Classification: SQL is a high-level data-oriented language. 

Usage: For developers creating mobile or web apps, when a new user inputs their username and password, it goes into a database—most commonly MySQL, PostgreSQL, and SQLite—and then retrieved with an SQL query.  

However, many different industries use SQL. For example, marketing teams can create promotions targeting customers based on data stored in databases and retrieved with an SQL query. Financial organizations can organize sales data with the language, and healthcare clinics can build dashboards to organize patient reports.

Places to learn it: Codecademy and DataCamp provide courses for learners of all levels. Additionally, eCornell, the online platform affiliated with Cornell University, offers certification programs in data management using SQL and data visualization using Tableau.

4. Java

Java, an almost three-decade-old programming language, remains one of the most popular choices for developers. It is widely used in customer relationship management (CRM) software applications and financial management platforms because of its robustness, cross-platform capabilities, and security. According to IBM, the language is easy to learn, write, compile, and debug. 

Garcia says Java is used in large enterprise organizations: “Where there are complex legacy systems, there is a certain special type of language you need to manage those systems. Java is one of the most used architecture languages in that context.”

With Java’s Abstract Class feature, you can hide intricate, outdated code to only see the necessary information you need. This tool helps you maintain and manage older systems. According to Garcia, this hideaway capability is a massive part of dealing with old code. “It helps engineers abstract complexities.” 

Classification: Java is a high-level, object-oriented language. 

Usage: Java is a backend development tool used to build web applications with common ones, including Spotify and X (formerly Twitter). Tools like Spring Framework and Hibernate ORM make it easier to construct these newer applications using Java. Sectors like AI, fintech, e-commerce, and gaming benefit from the robustness of language. 2023’s most popular video game, Minecraft, sold more than 300 million copies and was built with Java. 

Places to learn it: Sites like Codecademy and Coursera offer ways to learn Java—each teaching topics like design patterns, data structures, and simple algorithms like sorting. Devmountain’s part-time, remote Java Software Engineering Course costs $9,900. The 16-week program covers Java, Git, frameworks, data structures, and SQL. 

Difference between front-end and back-end programming languages 

There are different types of programming languages, but understanding the difference between front-end and back-end languages is essential for anyone interested in web development.
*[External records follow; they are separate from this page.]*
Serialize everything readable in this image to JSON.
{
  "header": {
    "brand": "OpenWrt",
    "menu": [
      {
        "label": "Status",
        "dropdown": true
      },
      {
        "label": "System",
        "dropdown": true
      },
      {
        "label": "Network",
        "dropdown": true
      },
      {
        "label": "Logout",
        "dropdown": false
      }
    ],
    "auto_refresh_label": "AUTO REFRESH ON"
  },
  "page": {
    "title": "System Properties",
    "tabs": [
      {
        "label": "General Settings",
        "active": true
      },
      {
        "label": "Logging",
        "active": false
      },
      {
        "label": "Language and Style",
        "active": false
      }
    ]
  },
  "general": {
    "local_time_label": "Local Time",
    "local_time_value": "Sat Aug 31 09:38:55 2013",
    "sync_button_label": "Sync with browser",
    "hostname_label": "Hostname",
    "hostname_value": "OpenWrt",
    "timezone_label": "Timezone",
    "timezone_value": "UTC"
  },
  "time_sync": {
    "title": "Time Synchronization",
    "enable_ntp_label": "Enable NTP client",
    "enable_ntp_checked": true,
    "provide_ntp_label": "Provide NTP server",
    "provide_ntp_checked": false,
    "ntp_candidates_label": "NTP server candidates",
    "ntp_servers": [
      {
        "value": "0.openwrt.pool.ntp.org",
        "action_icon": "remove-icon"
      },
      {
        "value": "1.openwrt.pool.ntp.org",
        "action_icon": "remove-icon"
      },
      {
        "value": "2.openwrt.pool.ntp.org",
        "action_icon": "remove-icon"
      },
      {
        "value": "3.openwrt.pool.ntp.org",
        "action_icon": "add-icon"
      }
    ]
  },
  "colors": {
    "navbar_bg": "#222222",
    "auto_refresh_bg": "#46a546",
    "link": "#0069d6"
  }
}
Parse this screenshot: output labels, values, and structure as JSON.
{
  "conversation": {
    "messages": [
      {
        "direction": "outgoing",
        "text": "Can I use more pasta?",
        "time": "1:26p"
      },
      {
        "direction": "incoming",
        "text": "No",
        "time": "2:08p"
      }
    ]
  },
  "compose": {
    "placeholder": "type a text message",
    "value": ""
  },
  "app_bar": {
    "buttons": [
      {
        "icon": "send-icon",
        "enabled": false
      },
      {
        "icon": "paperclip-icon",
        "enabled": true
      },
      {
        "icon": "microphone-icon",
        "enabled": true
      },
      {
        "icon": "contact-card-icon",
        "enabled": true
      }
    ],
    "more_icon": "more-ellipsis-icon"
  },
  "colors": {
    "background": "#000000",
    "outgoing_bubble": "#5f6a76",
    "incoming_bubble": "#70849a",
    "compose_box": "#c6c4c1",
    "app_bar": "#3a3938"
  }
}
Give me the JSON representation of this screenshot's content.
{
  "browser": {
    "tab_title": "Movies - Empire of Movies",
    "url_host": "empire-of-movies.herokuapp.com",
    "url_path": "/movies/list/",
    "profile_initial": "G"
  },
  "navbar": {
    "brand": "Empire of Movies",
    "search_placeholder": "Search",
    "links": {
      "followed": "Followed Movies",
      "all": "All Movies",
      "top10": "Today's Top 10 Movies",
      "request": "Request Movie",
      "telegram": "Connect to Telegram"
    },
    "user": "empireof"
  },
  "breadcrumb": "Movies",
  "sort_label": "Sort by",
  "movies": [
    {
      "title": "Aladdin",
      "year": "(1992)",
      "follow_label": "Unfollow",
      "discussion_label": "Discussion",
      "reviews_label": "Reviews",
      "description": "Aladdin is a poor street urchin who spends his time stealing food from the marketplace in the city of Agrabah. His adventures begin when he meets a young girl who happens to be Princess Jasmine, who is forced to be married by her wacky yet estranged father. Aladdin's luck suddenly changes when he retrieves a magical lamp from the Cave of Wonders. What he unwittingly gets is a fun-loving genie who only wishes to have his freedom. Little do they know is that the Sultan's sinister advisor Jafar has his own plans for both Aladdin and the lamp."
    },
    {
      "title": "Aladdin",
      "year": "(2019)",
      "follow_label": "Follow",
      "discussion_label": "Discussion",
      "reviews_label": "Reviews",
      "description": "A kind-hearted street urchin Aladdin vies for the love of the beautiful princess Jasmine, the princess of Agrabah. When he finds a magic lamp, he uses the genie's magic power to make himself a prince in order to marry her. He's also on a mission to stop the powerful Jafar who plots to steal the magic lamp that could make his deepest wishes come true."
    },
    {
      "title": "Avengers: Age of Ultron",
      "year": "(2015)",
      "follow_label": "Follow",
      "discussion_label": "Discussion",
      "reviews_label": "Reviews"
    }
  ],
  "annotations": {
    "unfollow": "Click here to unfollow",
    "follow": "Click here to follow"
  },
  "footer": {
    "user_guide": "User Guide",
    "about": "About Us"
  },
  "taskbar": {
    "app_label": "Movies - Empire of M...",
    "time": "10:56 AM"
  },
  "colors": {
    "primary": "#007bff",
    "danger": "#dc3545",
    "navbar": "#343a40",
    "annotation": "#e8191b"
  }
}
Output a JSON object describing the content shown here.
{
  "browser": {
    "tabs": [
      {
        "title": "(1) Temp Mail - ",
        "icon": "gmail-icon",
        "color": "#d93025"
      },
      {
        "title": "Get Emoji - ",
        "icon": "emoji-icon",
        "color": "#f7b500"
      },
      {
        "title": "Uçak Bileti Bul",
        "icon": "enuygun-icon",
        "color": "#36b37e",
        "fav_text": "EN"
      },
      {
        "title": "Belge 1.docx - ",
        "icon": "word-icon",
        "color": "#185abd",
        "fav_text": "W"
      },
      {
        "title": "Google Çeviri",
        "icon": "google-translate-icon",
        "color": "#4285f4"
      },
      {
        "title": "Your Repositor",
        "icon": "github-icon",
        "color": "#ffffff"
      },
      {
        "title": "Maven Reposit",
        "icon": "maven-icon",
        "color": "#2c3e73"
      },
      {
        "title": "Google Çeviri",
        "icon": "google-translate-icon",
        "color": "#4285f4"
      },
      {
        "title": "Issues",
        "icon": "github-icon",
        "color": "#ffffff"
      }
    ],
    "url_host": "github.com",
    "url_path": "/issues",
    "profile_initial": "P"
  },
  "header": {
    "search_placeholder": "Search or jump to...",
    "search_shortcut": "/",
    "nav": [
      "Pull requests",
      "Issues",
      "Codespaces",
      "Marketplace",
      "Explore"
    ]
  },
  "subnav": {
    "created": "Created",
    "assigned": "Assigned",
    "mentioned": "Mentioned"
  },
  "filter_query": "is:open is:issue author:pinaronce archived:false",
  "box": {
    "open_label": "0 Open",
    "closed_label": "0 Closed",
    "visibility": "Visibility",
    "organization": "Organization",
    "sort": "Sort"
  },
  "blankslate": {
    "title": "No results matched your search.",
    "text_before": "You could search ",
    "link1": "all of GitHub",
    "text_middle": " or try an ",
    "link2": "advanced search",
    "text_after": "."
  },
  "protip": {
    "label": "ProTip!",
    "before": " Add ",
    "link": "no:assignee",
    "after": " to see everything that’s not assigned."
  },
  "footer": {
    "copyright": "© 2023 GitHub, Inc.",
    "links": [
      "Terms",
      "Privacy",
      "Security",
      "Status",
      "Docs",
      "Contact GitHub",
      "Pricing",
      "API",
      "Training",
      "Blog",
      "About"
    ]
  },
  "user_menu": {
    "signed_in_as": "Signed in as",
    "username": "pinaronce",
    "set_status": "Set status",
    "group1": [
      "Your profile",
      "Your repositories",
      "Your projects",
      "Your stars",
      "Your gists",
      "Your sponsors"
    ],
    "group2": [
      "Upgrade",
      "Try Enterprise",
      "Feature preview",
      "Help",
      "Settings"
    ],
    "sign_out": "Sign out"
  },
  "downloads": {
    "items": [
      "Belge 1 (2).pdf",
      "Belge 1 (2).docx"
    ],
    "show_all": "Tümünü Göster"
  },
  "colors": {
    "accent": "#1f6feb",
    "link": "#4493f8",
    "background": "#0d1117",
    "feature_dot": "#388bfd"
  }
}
  • Front-end languages involve user interfaces and client-side development. ThinkHTML, CSS, and JavaScript.Front-end languages create the site you’re looking at right now. 
  • Back-end languages handle server-side logic and data processing. Think Java, Python, and Ruby on Rails.

Difference between high-level and low-level programming 

The other two main categories for programming languages are high-level and low-level. 

  • Despite the name, high-level languages are designed for human readability and ease of understanding. They can run on any platform and are widely used.
  • Low-level languages are closer to machine code, less human-friendly, and more efficient for specific tasks. However, they are machine-dependent and less commonly used.

So, what is the best programming language to learn? 

There isn’t a definitive answer to the question, but Garcia argues that you have to start somewhere. 

“Programming languages share common structures, have similar workflows, patterns, and things like that,” Garcia says. “Once you get more experience, you’ll start seeing common themes across languages. Motivation will propel you to learn and go deep.”

There are thousands of languages to learn and lines of code to type—so it may sound daunting to take the first step. But learning something new can be exciting, so focus on the problem you want to solve and then find the language that best suits you, he advises.